Incident meurtrier aux abords de l’ORTM
Dans la capitale malienne, un drame s’est joué à l’aube, près du siège de l’Office de radiodiffusion télévision du Mali (ORTM). Deux jeunes hommes ont été abattus par des militaires, alors qu’ils se trouvaient à proximité des barrages sécurisant ce site stratégique. L’incident s’est produit vers 5h30, dans une zone déjà sous haute tension en raison des récentes attaques perpétrées par le Jnim dans plusieurs localités du pays.
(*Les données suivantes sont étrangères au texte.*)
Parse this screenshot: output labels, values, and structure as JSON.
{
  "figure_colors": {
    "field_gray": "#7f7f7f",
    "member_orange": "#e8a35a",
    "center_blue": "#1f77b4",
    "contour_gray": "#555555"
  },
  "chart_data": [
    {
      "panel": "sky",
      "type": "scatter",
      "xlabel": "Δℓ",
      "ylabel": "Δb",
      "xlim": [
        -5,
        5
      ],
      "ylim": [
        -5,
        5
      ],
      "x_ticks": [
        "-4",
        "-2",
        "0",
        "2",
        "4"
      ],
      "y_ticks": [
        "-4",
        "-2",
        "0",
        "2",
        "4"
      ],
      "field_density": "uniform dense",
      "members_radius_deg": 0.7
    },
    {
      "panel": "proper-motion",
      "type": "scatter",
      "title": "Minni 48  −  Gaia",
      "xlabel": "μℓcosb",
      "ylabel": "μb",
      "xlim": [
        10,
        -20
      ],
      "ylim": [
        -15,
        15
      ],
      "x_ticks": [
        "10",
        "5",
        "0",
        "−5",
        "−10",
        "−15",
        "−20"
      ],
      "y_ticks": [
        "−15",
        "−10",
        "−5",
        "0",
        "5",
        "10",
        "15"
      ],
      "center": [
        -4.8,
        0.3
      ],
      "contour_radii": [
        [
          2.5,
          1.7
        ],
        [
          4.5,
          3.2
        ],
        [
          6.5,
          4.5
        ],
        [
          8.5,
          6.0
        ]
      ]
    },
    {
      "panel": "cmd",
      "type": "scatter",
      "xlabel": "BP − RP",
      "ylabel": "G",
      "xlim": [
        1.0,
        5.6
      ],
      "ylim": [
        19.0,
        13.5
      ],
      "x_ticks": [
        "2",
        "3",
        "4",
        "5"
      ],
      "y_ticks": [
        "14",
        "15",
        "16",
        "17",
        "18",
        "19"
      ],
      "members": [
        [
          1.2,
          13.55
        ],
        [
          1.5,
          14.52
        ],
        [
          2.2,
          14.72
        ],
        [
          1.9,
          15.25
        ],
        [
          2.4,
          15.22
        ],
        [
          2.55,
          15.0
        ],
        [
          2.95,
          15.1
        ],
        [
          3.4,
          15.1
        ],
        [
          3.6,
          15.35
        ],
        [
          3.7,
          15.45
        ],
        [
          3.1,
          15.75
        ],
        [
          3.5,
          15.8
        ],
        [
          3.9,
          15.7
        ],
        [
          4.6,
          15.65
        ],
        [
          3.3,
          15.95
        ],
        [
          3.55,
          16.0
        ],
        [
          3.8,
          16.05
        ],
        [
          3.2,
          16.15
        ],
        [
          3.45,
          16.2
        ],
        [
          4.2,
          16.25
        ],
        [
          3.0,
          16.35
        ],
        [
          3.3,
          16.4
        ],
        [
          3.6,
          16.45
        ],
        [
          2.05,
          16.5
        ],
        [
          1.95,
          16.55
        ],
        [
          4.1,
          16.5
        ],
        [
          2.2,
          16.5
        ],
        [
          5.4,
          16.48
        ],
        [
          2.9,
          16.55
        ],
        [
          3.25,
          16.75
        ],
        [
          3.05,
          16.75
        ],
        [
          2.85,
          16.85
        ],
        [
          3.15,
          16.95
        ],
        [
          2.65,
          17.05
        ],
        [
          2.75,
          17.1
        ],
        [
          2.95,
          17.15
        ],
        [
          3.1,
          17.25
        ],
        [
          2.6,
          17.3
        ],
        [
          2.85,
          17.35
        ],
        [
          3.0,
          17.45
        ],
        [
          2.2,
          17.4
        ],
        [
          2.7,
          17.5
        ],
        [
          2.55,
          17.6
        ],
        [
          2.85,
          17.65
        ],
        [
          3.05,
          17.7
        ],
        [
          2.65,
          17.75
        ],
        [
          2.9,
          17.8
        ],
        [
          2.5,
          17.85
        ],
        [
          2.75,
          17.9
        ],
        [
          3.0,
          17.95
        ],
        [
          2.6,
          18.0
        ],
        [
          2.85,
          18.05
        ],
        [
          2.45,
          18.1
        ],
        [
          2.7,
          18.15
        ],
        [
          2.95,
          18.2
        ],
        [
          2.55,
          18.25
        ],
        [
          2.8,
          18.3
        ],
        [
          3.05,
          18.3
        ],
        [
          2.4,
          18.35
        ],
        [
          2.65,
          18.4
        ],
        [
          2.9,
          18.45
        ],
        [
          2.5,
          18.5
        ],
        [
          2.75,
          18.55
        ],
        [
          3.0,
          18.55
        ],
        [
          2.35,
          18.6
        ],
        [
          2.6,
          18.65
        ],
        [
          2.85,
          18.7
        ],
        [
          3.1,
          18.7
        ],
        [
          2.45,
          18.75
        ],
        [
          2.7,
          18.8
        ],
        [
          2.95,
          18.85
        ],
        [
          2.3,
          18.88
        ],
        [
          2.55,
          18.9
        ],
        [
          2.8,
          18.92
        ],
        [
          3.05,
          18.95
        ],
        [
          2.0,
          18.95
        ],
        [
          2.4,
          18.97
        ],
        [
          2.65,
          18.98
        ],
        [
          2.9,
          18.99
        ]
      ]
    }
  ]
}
Selon les premiers éléments rapportés par les autorités militaires, les deux individus, circulant à moto, auraient tenté de forcer les check-points mis en place pour contrôler les accès. Cependant, des témoignages contradictoires émergent, évoquant plutôt des travailleurs saisonniers se rendant à leur chantier quotidien.
Des versions qui divisent
Les réactions des habitants de Bamako sont partagées. Certains estiment que les militaires ont agi dans le respect de leur mission, face à une situation où les règles de sécurité doivent être strictement appliquées. Une conductrice, qui a souhaité garder l’anonymat, a partagé son point de vue : « En ces temps d’incertitude, personne ne devrait s’aventurer dans cette zone sans autorisation. Les barrages sont là pour une raison, et ceux qui tentent de les franchir prennent des risques inconsidérés. Les militaires n’ont fait que leur devoir. »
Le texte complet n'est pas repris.